Need nonblocking window creation mechanism for persistent collective implementation

dholmes-epcc-ed-ac-uk commented 5 years ago

Goal: layering persistent collectives (with a nonblocking initialisation function) on top of OSC functionality.

Problem: all window creations functions are blocking.

Suggestion: the input and output buffers for persistent collective operations are supplied to the initialisation function by the user - this suggests that we will only need dynamic RMA windows, i.e. we would like MPI_WIN_ICREATE_DYNAMIC to exist.

Detail: The top-level MPI_Win_create_dynamic (the current blocking function) queries for the best OSC component, based on the given input parameters, and selects it. Selecting the OSC component calls ompi_base_select->osc_select->whatever_function_the_component_choses. All components duplicate the input communicator - we know that step can be done nonblocking because MPI_Comm_idup exists.
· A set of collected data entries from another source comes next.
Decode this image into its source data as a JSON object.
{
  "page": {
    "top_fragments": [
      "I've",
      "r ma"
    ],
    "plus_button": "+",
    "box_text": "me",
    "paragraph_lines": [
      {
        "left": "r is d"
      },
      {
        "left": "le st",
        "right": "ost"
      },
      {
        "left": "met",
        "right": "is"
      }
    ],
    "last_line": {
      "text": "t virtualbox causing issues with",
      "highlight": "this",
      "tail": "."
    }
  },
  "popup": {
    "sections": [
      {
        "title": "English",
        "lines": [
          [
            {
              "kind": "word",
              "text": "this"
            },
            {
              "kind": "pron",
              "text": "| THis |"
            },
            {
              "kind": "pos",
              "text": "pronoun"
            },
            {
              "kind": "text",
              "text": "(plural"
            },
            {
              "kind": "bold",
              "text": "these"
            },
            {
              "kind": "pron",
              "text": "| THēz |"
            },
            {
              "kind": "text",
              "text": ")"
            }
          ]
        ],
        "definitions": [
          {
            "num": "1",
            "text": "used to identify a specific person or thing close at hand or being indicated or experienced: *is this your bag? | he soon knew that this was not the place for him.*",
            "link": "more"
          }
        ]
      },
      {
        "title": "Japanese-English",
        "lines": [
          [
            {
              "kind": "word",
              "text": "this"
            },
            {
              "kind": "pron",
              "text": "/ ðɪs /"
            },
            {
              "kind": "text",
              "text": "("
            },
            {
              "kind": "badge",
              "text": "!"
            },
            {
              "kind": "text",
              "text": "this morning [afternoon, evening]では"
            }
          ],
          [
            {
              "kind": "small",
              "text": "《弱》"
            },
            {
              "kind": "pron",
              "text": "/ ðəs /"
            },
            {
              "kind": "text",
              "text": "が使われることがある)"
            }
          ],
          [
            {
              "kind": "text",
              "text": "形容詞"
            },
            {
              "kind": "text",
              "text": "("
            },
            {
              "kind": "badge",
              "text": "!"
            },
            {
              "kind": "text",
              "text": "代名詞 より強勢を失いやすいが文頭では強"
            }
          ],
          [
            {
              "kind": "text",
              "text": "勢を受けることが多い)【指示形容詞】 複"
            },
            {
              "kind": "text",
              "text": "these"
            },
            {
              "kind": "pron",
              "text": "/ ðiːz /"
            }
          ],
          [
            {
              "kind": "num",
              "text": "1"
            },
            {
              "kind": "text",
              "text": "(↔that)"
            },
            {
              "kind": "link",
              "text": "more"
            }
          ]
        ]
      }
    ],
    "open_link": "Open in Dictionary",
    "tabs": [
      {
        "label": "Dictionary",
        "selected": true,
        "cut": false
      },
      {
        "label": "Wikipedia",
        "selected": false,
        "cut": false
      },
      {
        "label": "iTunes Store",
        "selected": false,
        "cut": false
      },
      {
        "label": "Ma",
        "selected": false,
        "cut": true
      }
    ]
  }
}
The sm component only deals with windows with flavor of shared memory - so it is not in scope for this issue.
The pt2pt component is layered on top of MPI point-to-point functionality - so it not in scope for this issue (because the existing implementation of persistent collectives is already layered directly on top of MPI point-to-point).
The Portals component also does comm_bcast, comm_allreduce, and several functions called PtlCTAlloc, PtlMDBind, and PtlMEBind. We know that the comm collectives have nonblocking counterparts but what do the Ptl* functions do?
The UCX component also does comm_allreduce, comm_allgather, comm_barrier, and a function called opal_common_ucx_wpctx_create. We know that the comm collectives have nonblocking counterparts but what does the opalucx function do?
The RDMA component looks like the best candidate for our purposes; although, we need to investigate what the ompi_oscrdma* functions do.

Notes:

We should assume that persistent collective code will always specify the same_dispunit INFO key.
We should assume that persistent collective code will often specify the same_size INFO key - except for the vector variants, e.g. MPI_ALLTOALLV.
We will need to chose between using PSCW and passive target in the persistent collective code

dholmes-epcc-ed-ac-uk commented 5 years ago

This is not strictly necessary because the definition of the persistent collective initialisation functions allows them to be blocking and/or synchronising - so calling the existing MPI_Win_create_dynamic function inside the MPI_coll_INIT function implementation is permitted.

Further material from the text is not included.